W Łodzi jest wielu pasjonatów sportu i wiele drużyn. Uprawiają mniej lub bardziej popularne dyscypliny. Jednak łączy ich pasja i determinacja w osiąganiu celów. Doskonałym przykładem takiej postawy jest drużyna trzynastoosobowego rugby - Sroki Łódź. Mimo trudności z miejscem do treningów nie poddali się i zawzięcie szukali możliwości na rozwój.

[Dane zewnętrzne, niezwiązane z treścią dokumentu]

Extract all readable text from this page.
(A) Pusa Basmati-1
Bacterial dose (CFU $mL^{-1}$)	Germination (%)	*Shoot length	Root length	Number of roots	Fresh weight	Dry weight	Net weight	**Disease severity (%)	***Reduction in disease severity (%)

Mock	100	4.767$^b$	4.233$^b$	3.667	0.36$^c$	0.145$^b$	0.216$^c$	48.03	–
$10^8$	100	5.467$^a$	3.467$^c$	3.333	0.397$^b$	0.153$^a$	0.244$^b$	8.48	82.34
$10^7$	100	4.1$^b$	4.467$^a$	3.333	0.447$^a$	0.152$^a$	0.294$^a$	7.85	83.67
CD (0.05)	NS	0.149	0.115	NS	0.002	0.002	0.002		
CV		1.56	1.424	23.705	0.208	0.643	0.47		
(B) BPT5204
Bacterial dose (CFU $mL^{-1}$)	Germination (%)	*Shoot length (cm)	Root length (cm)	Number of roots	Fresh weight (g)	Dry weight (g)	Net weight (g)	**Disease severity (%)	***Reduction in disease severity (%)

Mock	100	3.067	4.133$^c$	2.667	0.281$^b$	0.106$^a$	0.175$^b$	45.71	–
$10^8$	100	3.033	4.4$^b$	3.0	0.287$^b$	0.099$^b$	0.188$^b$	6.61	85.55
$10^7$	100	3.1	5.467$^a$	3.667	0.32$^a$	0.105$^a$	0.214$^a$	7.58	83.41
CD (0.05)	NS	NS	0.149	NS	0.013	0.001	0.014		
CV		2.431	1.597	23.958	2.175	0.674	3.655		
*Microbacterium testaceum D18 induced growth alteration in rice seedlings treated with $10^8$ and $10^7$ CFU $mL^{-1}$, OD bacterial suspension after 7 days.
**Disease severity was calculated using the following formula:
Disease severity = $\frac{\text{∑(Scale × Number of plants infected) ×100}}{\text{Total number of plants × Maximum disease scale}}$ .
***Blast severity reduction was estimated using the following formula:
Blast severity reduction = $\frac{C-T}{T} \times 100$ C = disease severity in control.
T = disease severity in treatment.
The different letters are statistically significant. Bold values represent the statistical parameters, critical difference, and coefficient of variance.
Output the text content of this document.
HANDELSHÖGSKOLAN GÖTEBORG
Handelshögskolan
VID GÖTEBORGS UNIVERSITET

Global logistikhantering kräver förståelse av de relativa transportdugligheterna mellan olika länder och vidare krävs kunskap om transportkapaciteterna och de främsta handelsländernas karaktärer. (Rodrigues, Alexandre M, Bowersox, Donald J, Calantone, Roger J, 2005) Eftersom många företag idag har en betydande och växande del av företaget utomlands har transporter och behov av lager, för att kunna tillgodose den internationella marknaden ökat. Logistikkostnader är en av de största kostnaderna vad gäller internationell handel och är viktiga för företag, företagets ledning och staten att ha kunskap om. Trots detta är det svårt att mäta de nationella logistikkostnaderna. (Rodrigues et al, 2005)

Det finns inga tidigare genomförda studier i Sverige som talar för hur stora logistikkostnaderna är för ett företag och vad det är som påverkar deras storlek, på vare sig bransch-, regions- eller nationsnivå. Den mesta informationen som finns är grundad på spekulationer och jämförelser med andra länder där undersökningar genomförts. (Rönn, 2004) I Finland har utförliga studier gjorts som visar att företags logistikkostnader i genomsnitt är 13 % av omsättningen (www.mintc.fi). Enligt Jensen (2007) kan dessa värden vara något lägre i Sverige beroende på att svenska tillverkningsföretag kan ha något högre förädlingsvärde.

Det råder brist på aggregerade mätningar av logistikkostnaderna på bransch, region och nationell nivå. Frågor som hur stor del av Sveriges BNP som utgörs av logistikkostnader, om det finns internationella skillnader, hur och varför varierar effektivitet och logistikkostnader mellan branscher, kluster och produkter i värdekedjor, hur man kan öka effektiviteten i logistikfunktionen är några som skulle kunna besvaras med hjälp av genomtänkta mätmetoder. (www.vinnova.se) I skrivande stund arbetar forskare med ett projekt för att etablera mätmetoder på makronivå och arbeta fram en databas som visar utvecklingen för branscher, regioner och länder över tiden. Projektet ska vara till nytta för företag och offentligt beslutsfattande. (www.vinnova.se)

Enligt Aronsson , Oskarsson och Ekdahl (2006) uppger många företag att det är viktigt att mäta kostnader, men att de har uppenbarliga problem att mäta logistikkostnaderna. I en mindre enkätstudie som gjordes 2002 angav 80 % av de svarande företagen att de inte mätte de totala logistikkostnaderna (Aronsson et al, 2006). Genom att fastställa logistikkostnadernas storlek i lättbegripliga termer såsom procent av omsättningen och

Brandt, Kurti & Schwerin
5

- Niestety w tym roku miasto wprowadziło opłaty za orliki, które w poprzednich latach były darmowe. Koszt wynajęcia orlika 2 razy w tygodniu to koszt ok. 1500 zł na miesiąc, co dla amatorskiego klubu utrzymującego się ze składek jest sporym wyzwaniem. Mieliśmy problem, żeby znaleźć nowe miejsce do trenowania. Przez pewien czas ćwiczyliśmy w Parku Baden-Powella, ale tamto boisko jest bardzo zniszczone. To jest właściwie jedyne publiczne boisko w Łodzi, ale niestety nikt o nie nie dba. Na szczęście, dzięki gościnności Polonii Andrzejów udało się znaleźć miejsce do trenowania – tłumaczy prezes klubu, Łukasz Łucka.
Sytuacja była nagła. Zespół nie miał określonego czasu na znalezienie nowego miejsca do treningów, przez co były one bardzo utrudnione.
- Zmarnowaliśmy miesiąc, dlatego jesteśmy na innym etapie przygotowań niż planowaliśmy. Dopiero teraz mogliśmy ruszyć z rekrutacją nowych zawodników. Liczymy, że uda nam się to jakoś czasowo ogarnąć i będziemy gotowi na Mistrzostwa Polski, które startują w lipcu – dodaje Łucka.
Polecany artykuł:
W całym tym nieszczęściu zawodnicy potrafią dostrzec pozytywy.
- Na szczęście nie ma tego złego co by na dobre nie wyszło. Do tej pory wszystkie treningi odbywaliśmy na orlikach, na sztucznej murawie. Osobiście nie preferuje tego typu boiska. Jest twarde. Orliki też nie zawsze mają odświeżaną nawierzchnię. Dzięki uprzejmości prezesa klubu Polonia Andrzejów mamy możliwość trenowania na trawiastym boisku. W przekonaniu moim i innych zawodników jest duży plus. Na pierwszy rzut oka lokalizacja jest niekorzystna, ale dojazd komunikacją z centrum jest dobry – mówi Jacek Gałęza, kierownik drużyny i zawodnik.
Przerwa od treningów dała się we znaki. Pokazał to ostatni, przegrany sparing drużyny.
- Ostatni sparing mieliśmy półtora tygodnia temu z aktualnym mistrzem Czech. Wynik zweryfikował, że jeszcze dużo pracy przed nami, ale wyciągamy wnioski i widzimy nad czym trzeba popracować. Jesteśmy dobrej myśli. Następny sparing z tą samą drużyną, ale tym razem w Czechach mamy za 3-4 tygodnie. Popracujemy nad tym co wypadło źle i zrobimy wszystko, żeby się poprawić – dodaje zawodnik.
Rekrutacja do drużyny
Sroki cały czas szukają możliwości rozwoju. Ma w tym pomóc nabór nowych zawodników. Jak jednogłośnie stwierdzają wszyscy członkowie drużyny – na treningach panuje świetna atmosfera, a rugby to świetna zabawa, która pomaga w poprawie formy fizycznej.
- To jest taki sport, że wbrew pozorom może w niego grać każdy, bez względu na poziom fizyczności. Po to są treningi, żeby każdego przygotować pod tym względem. Przede wszystkim ważne są chęci. Zapraszamy młodzież powyżej 15 lat i dorosłych bez górnej granicy. Każdy, kto czuje się na siłach może przyjść. Wystarczy zwykły strój sportowy, a my wytłumaczymy zasady i zajmiemy się przygotowaniem fizycznym – mówi prezes klubu.
- Nie należy się bać tego sportu. Każdy jak słyszy rugby to myśli – jest to sport kontaktowy. Pojawia się obawa przed kontuzjami, ale my solidnie pracujemy nad tym, aby tych kontuzji było jak najmniej. Jesteśmy solidnie przygotowani. Wiadomo, uraz może się pojawić, ale o to bym się nie martwił. Przede wszystkim jest to dobra zabawa. Przy okazji jest to sport, który rozwija całą naszą sylwetkę, bo angażuje wszystkie mięśnie. Do gry potrzebujemy cięższych zawodników, a także tych gibkich i trochę lżejszych. Każdy znajdzie miejsce na boisku – tłumaczy Jacek Gałęza.